Staff Reporter

The impact of the COVID-19 pandemic on education is far from over, according to St Martin’s School principal Warren Venter, who warned that liquidating the deficit as soon as possible to protect an entire generation from “dangerous regression”.

He said the learning deficits were worse in mathematics and literacy.

Recently, South Africans were shocked to learn that Grade 4 learners struggled to read with meaning. The 2021 results of the Progress in International Reading and Literacy Study (PIRLS) were recently published and indicated that 81% of South Africa’s grade 4 learners are unable to read for meaning.

But Venter said that the problem stretches through to matriculants, too, and that a direct line can be drawn between much of the country’s reading with meaning challenges and the pandemic.

Venter, who is the principal of St Martin’s School, one of the country’s reputable private schools, said that as a remedy to the challenges brought about by the pandemic, the school developed personalised ‘catch-up’ curricula for learner sets that were identified as somewhere on the spectrum of an education deficit.

Venter said that the school has developed compulsory intra and extra-mural sessions across all grades to address gaps in education, including addressing learners’ ability to focus and function effectively within a scholastic environment.

“It’s a programme that I feel all schools must adopt to avoid a problem that could recur as each learner progresses to successive grades. It has to be nipped in the bud, because South Africa cannot afford to graduate students with unsuitably developed skills. The knock-on effect on future growth could be dire,” Venter warned.

Venter noted three primary reasons for the lag. “While there was no alternative, online learning became the go-to for families. It played a crucial role, but anecdotal evidence suggested that students were struggling to focus. Online learning is usually paired with multi-tasking and attention and focus on the subject matter being taught often lacked the intensity required.”

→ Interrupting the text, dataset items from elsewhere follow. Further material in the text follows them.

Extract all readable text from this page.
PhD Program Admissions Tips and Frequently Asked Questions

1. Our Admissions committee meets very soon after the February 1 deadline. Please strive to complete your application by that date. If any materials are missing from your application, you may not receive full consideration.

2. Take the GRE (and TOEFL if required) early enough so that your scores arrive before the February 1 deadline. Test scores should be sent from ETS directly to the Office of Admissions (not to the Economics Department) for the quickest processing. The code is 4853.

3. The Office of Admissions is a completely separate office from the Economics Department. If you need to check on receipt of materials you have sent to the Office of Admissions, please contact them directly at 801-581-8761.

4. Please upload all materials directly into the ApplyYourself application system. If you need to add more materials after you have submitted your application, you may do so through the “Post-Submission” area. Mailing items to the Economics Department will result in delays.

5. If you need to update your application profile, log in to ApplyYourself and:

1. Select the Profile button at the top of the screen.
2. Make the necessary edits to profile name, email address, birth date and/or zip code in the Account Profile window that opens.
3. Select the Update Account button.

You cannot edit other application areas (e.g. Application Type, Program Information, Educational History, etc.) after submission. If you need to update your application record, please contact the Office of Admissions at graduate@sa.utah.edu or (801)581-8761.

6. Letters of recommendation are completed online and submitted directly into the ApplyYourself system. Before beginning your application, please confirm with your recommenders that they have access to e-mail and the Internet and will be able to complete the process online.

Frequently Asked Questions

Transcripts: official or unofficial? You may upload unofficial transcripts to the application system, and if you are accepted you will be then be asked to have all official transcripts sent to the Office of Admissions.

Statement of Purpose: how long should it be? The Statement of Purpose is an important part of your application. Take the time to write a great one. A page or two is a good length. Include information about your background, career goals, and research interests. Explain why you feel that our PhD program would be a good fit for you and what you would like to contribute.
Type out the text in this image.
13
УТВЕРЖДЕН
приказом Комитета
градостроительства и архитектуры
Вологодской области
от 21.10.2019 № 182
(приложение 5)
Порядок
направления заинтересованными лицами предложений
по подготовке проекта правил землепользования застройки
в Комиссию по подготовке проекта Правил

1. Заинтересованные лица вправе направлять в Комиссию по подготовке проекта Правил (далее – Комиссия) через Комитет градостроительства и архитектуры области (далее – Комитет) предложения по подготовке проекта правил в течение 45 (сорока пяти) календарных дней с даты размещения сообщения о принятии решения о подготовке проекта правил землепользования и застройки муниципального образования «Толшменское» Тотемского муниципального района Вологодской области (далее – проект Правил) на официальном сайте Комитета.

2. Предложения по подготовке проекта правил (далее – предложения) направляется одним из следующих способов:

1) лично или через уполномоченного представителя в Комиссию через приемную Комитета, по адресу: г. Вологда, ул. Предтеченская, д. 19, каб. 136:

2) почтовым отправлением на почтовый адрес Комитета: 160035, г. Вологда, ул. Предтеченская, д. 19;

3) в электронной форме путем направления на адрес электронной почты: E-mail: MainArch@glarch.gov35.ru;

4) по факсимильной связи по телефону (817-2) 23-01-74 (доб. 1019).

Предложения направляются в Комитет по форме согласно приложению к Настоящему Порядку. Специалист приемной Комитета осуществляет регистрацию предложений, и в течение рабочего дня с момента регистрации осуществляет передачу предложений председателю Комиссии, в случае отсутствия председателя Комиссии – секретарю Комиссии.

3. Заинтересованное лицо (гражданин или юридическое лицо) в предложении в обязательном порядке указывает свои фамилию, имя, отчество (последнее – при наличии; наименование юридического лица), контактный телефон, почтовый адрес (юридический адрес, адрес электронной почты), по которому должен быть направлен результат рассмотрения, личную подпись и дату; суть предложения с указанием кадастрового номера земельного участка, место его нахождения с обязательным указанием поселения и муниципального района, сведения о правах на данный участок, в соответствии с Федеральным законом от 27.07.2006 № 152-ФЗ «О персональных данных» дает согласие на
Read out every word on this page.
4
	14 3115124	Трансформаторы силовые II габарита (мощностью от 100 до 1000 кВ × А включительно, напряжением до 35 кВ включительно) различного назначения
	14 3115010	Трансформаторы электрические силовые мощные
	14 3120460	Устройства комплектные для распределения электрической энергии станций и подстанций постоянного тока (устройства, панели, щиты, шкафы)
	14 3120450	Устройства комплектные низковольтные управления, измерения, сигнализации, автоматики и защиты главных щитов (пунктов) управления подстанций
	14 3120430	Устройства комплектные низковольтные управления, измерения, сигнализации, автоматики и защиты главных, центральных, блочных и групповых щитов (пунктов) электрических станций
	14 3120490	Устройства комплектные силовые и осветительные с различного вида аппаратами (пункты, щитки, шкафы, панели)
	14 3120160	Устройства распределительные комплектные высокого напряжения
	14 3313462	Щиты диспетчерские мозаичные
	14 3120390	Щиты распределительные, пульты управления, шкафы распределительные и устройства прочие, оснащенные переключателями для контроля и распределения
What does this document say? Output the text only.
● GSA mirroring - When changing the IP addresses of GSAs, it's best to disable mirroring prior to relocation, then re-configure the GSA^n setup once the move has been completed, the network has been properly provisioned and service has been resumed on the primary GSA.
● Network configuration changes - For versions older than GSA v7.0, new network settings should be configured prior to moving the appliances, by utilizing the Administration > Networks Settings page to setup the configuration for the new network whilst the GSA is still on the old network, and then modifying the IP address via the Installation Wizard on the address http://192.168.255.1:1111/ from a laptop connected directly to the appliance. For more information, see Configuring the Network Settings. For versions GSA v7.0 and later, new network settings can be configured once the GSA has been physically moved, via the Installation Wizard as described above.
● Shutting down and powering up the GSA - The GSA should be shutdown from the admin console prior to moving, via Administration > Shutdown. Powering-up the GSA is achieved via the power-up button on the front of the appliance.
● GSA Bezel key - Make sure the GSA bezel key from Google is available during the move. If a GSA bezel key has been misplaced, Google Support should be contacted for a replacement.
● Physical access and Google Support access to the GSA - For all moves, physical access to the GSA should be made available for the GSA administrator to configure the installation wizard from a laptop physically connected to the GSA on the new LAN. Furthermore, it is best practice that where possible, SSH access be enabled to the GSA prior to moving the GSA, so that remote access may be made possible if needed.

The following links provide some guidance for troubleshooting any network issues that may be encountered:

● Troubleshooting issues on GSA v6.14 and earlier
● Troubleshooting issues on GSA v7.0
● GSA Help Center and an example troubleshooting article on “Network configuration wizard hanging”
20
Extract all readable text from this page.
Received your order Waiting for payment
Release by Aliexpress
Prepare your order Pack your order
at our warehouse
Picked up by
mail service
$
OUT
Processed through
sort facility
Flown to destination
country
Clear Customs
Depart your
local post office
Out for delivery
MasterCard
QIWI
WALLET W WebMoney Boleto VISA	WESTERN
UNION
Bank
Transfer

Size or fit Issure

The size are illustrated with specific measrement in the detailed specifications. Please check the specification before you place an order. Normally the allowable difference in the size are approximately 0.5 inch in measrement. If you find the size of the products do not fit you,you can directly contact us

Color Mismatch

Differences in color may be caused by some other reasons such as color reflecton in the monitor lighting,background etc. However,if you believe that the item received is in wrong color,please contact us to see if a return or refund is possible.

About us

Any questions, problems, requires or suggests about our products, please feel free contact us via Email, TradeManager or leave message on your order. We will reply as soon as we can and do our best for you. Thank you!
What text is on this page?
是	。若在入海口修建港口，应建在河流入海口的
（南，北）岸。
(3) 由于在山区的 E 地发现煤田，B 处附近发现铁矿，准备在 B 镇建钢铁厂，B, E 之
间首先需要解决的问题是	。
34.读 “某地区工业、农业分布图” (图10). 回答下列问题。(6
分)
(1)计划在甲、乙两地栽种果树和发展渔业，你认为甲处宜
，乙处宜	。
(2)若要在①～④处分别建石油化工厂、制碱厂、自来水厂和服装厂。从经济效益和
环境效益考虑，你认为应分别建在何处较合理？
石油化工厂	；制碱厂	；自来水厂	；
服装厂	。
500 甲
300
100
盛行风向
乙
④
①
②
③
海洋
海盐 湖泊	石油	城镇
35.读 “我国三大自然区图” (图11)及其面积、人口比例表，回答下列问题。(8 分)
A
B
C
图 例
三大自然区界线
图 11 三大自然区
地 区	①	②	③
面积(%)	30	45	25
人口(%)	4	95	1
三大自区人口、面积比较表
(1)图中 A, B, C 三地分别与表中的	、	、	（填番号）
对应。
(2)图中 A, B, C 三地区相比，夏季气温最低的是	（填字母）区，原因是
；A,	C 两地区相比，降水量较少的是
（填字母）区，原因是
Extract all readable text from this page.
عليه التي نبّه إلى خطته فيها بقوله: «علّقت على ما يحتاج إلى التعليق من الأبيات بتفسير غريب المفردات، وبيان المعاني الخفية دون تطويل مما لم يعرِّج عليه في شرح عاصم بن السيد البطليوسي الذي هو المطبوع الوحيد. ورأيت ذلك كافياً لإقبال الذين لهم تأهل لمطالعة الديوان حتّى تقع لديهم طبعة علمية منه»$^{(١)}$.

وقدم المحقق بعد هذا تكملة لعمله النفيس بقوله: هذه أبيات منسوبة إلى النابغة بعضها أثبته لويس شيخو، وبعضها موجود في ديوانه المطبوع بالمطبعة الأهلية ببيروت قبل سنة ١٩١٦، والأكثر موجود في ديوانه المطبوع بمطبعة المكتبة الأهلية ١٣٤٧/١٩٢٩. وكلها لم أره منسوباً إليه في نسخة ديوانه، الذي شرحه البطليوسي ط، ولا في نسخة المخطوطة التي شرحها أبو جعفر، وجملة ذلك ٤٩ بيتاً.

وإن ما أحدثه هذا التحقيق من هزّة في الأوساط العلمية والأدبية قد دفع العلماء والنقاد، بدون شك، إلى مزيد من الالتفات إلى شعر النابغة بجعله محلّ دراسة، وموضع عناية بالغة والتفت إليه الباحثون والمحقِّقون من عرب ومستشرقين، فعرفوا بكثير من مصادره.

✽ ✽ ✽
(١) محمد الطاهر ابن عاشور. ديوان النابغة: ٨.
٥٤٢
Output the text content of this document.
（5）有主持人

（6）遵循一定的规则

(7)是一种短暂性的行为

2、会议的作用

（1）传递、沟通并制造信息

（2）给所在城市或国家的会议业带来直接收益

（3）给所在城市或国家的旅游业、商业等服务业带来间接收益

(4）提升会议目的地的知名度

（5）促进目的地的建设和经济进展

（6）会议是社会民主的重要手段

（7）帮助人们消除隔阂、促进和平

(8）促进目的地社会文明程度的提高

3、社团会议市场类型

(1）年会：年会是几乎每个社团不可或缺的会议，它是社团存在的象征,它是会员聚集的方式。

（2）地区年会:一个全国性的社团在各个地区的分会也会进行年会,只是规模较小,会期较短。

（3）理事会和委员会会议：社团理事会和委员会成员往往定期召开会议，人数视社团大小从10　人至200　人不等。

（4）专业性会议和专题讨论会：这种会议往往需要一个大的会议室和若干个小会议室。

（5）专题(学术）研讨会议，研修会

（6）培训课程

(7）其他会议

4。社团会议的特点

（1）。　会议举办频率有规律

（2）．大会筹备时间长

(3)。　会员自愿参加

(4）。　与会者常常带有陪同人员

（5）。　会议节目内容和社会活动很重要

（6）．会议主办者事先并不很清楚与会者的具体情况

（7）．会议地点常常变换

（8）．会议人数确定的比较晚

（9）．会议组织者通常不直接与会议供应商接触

He also listed social media as a thorn in learning’s side. “It proved to be a massive distraction during the pandemic, and it continues to be an attention segue for students today,” he said. It then translated to the classroom as lockdown restrictions waned, creating challenges in concentration, reading and digestion of learning materials.

It’s been just over a year since South Africa lifted all lockdown restrictions, and Venter said that understanding the enormous impact of the pandemic has only recently started to surface.

“Intervention is the only way to assess, understand and remedy a situation. Notwithstanding other challenges, the deficit hangover could become one of the biggest crises in education in the country’s history. Addressing it through individualization and group remedy is the only path ahead,” he said.